Symptoms potentially associated with vitamin B12 deficiency:

  • dandruff
  • nervousness
  • decreased blood clotting
  • numbness in feet
  • decreased reflexes
  • paleness
  • depression
  • red tongue
  • difficulty swallowing
  • sore tongue
  • fatigue tingling in feet
  • heart palpitations
  • weakness
  • memory problems weak pulse
  • menstrual problems

What health conditions require special emphasis on vitamin B12?

Vitamin B12 may help in the prevention and/or treatment of the following health conditions:

  • Alcoholism
  • Anemia (Pernicious)
  • Arthritis (Rheumatoid)
  • Asthma (Bronchial)
  • Atherosclerosis
  • Cancer
  • Celiac Disease
  • Crohn’s Disease
  • Dermatitis (Seborrheic)
  • Epstein-Barr Virus
  • Fatigue
  • Leukemia
  • Lupus
  • Multiple Sclerosis
  • Neuropathies/Neuromuscular degeneration

What foods provide vitamin B12?

Since vitamin B12 cannot be made by any animals or plants, the B12 content of animals and plants depends on their ability to store the vitamin and their relationship to microorganisms (like bacteria in the soil).

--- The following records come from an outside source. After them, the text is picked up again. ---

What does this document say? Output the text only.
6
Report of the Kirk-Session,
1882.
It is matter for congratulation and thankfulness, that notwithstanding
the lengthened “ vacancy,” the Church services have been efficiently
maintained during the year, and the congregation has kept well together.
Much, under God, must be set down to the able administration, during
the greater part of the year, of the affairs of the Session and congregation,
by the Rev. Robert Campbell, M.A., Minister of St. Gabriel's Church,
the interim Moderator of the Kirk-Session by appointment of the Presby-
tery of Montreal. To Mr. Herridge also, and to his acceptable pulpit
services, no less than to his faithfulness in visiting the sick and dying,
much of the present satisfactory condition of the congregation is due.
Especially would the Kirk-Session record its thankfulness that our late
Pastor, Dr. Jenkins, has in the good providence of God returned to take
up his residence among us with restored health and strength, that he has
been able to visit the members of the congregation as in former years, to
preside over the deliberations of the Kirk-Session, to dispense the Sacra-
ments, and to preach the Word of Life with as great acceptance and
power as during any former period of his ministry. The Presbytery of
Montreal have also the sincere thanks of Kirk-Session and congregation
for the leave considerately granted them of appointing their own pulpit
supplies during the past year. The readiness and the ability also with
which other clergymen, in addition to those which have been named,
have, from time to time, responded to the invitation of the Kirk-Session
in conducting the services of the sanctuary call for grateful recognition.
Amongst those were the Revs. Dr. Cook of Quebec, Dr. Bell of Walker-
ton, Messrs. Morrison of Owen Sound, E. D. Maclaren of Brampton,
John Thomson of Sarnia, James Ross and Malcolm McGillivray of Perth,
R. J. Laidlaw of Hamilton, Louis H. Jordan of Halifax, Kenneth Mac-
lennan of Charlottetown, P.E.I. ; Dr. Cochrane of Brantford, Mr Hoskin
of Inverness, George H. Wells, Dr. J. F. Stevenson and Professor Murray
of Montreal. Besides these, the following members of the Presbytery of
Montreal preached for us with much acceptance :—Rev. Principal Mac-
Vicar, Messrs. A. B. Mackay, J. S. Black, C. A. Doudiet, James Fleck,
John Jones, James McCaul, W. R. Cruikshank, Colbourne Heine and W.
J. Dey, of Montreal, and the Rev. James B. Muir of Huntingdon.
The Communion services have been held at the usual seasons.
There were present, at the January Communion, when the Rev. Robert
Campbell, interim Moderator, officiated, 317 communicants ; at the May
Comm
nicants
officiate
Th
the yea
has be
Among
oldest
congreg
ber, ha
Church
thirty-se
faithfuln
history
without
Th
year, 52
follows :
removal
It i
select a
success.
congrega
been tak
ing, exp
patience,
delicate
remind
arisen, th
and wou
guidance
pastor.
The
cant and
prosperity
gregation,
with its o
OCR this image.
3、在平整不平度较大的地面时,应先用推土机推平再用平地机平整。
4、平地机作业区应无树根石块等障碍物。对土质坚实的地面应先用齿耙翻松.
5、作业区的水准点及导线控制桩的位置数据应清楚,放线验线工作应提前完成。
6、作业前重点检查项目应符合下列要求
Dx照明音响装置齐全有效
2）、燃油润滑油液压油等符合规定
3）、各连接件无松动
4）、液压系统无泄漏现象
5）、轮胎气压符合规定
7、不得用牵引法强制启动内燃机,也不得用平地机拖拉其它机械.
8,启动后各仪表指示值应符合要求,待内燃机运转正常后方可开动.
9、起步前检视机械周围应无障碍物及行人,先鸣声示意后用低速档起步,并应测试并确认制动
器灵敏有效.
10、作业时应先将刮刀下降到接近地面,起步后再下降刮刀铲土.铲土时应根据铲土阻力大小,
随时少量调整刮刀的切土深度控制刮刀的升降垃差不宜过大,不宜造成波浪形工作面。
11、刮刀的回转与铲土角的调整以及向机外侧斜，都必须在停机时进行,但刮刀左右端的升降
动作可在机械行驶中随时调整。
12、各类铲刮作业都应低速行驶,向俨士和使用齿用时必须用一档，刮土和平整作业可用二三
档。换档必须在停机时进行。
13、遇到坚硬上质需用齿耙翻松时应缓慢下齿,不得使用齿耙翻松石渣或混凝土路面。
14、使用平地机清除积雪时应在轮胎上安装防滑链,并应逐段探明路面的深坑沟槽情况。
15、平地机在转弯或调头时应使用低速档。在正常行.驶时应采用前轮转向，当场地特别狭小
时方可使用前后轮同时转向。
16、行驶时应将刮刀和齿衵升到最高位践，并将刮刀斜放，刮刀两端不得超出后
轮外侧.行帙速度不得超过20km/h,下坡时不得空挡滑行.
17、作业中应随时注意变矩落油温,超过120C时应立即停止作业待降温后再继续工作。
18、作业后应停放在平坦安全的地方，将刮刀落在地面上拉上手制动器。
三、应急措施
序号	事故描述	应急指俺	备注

Because of their greater ability to store vitamin B12, animals contain more of the vitamin than plants. Excellent sources of vitamin B12 are therefore limited to animal foods. These foods include snapper and calf’s liver. Very good sources of vitamin B12 include venison, shrimp, scallops, and salmon. Within the plant world, sea plants (like kelp), algaes (like blue-green algae), yeasts (like brewer’s yeast), and fermented plant foods (like tempeh, miso, or tofu) are the most commonly consumed food sources of vitamin B12, although none of these plant foods can be counted on to be a consistently excellent or very good source of the vitamin.